SCENE IV. — PRECIOSA'S chamber. She is sitting, with a book in
her hand, near a table, on which are flowers. A bird singing in its cage. The COUNT OF LARA enters behind unperceived.
Prec. (reads).
All are sleeping, weary heart!
Thou, thou only sleepless art!
Heigho! I wish Victorian were here. I know not what it is makes me so restless!
(The bird sings.)
Thou little prisoner with thy motley coat, That from thy vaulted, wiry dungeon singest, Like thee I am a captive, and, like thee, I have a gentle jailer. Lack-a-day!

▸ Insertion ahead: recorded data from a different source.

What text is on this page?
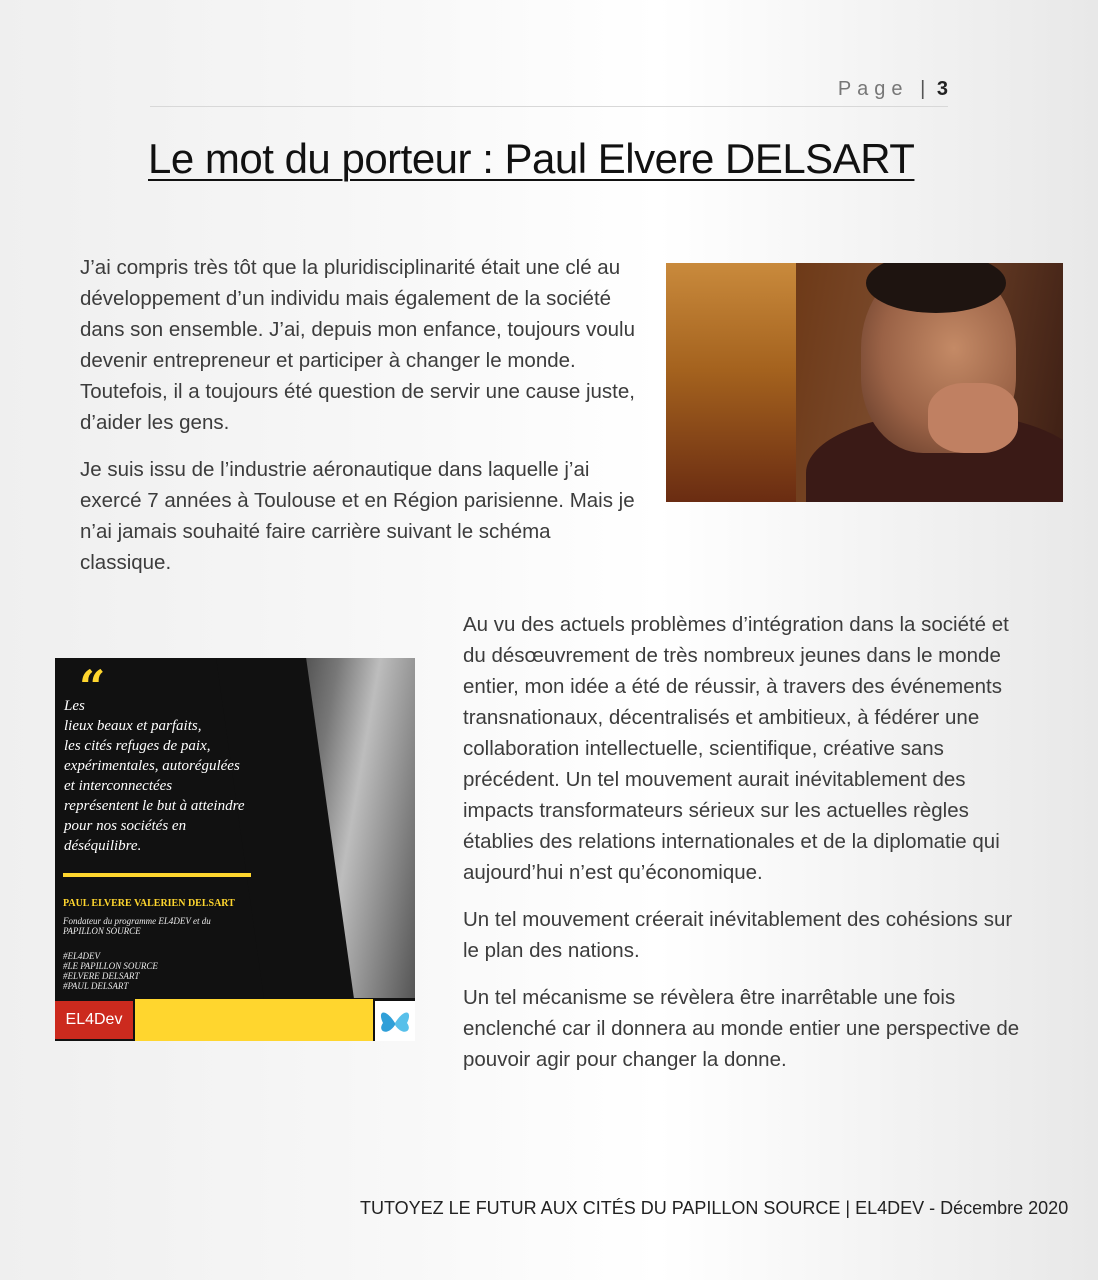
Page | 3
Le mot du porteur : Paul Elvere DELSART

J’ai compris très tôt que la pluridisciplinarité était une clé au développement d’un individu mais également de la société dans son ensemble. J’ai, depuis mon enfance, toujours voulu devenir entrepreneur et participer à changer le monde. Toutefois, il a toujours été question de servir une cause juste, d’aider les gens.

Je suis issu de l’industrie aéronautique dans laquelle j’ai exercé 7 années à Toulouse et en Région parisienne. Mais je n’ai jamais souhaité faire carrière suivant le schéma classique.

“
Les
lieux beaux et parfaits,
les cités refuges de paix,
expérimentales, autorégulées
et interconnectées
représentent le but à atteindre
pour nos sociétés en
déséquilibre.
PAUL ELVERE VALERIEN DELSART
Fondateur du programme EL4DEV et du PAPILLON SOURCE
#EL4DEV
#LE PAPILLON SOURCE
#ELVERE DELSART
#PAUL DELSART
EL4Dev

Au vu des actuels problèmes d’intégration dans la société et du désœuvrement de très nombreux jeunes dans le monde entier, mon idée a été de réussir, à travers des événements transnationaux, décentralisés et ambitieux, à fédérer une collaboration intellectuelle, scientifique, créative sans précédent. Un tel mouvement aurait inévitablement des impacts transformateurs sérieux sur les actuelles règles établies des relations internationales et de la diplomatie qui aujourd’hui n’est qu’économique.

Un tel mouvement créerait inévitablement des cohésions sur le plan des nations.

Un tel mécanisme se révèlera être inarrêtable une fois enclenché car il donnera au monde entier une perspective de pouvoir agir pour changer la donne.

TUTOYEZ LE FUTUR AUX CITÉS DU PAPILLON SOURCE | EL4DEV - Décembre 2020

All are sleeping, weary heart!
Thou, thou only sleepless art!
All this throbbing, all this aching,
Evermore shall keep thee waking,
For a heart in sorrow breaking
Thinketh ever of its smart!
Thou speakest truly, poet! and methinks More hearts are breaking in this world of ours Than one would say. In distant villages And solitudes remote, where winds have wafted The barbed seeds of love, or birds of passage Scattered them in their flight, do they take root, And grow in silence, and in silence perish. Who hears the falling of the forest leaf? Or who takes note of every flower that dies? Heigho! I wish Victorian would come. Dolores!